Informa o sr. Emílio que a casa "trabalhou durante muito tempo como casa de pasto, taberna de bairro. Servia refeições para o pessoal que trabalhava aqui no cais de caminho de ferro na descarga da batata, do carvão e de outros produtos. À noite, esses descarregadores, mas também calceteiros, cauteleiros e outros jogavam às cartas e à laranjinha". A casa era então conhecida como "a taberna do Emílio", nome do pai, que o actual proprietário herdou. Chama-se Emílio Augusto Andrade Júnior e nasceu em Lisboa, no dia 2 de Abril de 1921, no Hospital de São José.

Com a morte da mãe, que se chamava Matilde, em Setembro de 1946, o sr. Emílio e sua mulher, Isabel, tomaram conta da casa e mudaram-lhe o nome para Adega da Tia Matilde, embora continuando como taberna, casa de pasto e jogos. "A remodelação foi lenta. Só em 1958 acabo com a taberna e os jogos", recorda o sr. Emílio. O espaço cresceu e ficaram só "os comes e bebes". Comprou mais espaço há 28 anos, o restaurante foi crescendo, mas a qualidade só "abanou um bocadinho", na expressão do sr. Emílio, com a morte de Isabel a 19 de Dezembro de 1993. Nessa altura, por razões de saúde, Isabel já não cozinhava, mas inspirava as mulheres da cozinha, a maioria das quais continua a trabalhar no restaurante.

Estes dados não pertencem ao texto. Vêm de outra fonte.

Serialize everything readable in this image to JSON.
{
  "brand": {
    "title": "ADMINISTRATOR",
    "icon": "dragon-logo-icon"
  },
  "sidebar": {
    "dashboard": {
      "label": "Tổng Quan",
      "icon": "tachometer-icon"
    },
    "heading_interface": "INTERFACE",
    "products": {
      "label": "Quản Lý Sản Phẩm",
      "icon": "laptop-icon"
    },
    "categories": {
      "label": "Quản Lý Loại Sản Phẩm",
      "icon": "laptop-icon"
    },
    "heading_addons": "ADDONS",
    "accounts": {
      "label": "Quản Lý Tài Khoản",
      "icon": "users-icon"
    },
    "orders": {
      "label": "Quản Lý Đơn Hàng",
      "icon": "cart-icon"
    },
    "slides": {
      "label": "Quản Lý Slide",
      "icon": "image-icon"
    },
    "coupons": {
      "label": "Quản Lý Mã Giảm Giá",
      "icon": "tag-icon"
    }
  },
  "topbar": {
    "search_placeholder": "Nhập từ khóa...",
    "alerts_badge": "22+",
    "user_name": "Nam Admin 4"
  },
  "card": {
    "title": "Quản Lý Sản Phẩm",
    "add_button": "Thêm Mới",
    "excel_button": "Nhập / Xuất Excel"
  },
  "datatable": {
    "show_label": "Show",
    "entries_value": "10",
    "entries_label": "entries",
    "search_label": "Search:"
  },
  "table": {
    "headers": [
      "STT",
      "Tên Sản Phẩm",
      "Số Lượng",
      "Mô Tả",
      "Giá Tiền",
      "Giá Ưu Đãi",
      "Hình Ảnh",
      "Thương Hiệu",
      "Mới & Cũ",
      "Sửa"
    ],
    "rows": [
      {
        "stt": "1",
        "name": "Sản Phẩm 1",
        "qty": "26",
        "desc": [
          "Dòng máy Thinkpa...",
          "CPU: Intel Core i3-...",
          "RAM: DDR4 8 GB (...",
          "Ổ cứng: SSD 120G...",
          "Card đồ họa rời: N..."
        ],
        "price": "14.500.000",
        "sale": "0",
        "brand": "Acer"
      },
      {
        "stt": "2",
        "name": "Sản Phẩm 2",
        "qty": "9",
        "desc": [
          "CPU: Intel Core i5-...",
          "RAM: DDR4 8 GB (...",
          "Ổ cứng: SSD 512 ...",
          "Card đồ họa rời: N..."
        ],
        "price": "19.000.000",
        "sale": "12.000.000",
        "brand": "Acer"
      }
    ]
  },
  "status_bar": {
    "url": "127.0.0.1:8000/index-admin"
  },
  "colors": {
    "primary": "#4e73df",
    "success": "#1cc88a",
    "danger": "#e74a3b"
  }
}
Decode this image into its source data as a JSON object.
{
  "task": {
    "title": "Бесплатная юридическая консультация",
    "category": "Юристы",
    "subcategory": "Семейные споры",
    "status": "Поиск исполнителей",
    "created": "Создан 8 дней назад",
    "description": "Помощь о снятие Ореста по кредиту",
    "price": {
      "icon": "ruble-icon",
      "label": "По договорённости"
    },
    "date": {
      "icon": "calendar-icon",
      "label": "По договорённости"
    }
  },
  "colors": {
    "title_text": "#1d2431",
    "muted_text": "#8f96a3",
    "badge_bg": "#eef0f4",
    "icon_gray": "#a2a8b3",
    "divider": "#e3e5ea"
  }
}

O sr. Emílio, ao evocar esses tempos, diz que que foi preciso "um bocado de paciência. Continuavam, como ainda hoje, as mulheres que cozinhavam como ela. Mas, às vezes, havia um cliente que comentava: "Isto já não é igual". Ficava moído". E conclui: "A coisa tem sido difícil".

Agora, porém, a Adega da Tia Matilde vive em estado de graça. Casa muito bem posta, as mesas são amplas e bem atoalhadas e os guardanapos são de qualidade e tamanho pouco comuns. Tem uma clientela numerosa e variada, distinguindo-se entre os mais assíduos gente ligada ao mundo do futebol. Todos sabem que o sr. Emílio é um benfiquista de todos os costados. Convidado para ser director do Benfica, nunca aceitou, bem como sempre recusou aparecer nas fotografias, apesar de ter acompanhado a equipa de futebol em várias digressões, com destaque para uma que o fez estar ausente um mês. "Nunca apareci, nem quero", sublinha.

A poucos meses de completar 83 anos, a sua energia e simpatia continuam a marcar o dia a dia da Adega da Tia Matilde. A sua equipa de sala, experiente e competente (quase todos têm mais de 10 e 15 anos de casa), conta todos os dias com a sua presença discreta e bem educada. Os clientes também, mesmo os mais recentes. Há 70 anos, o sr. Emílio começou a servir o público. Permanece no seu posto, ao fim deste tempo todo. Com energia e vontade de assim se manter por muito mais tempo. Oxalá!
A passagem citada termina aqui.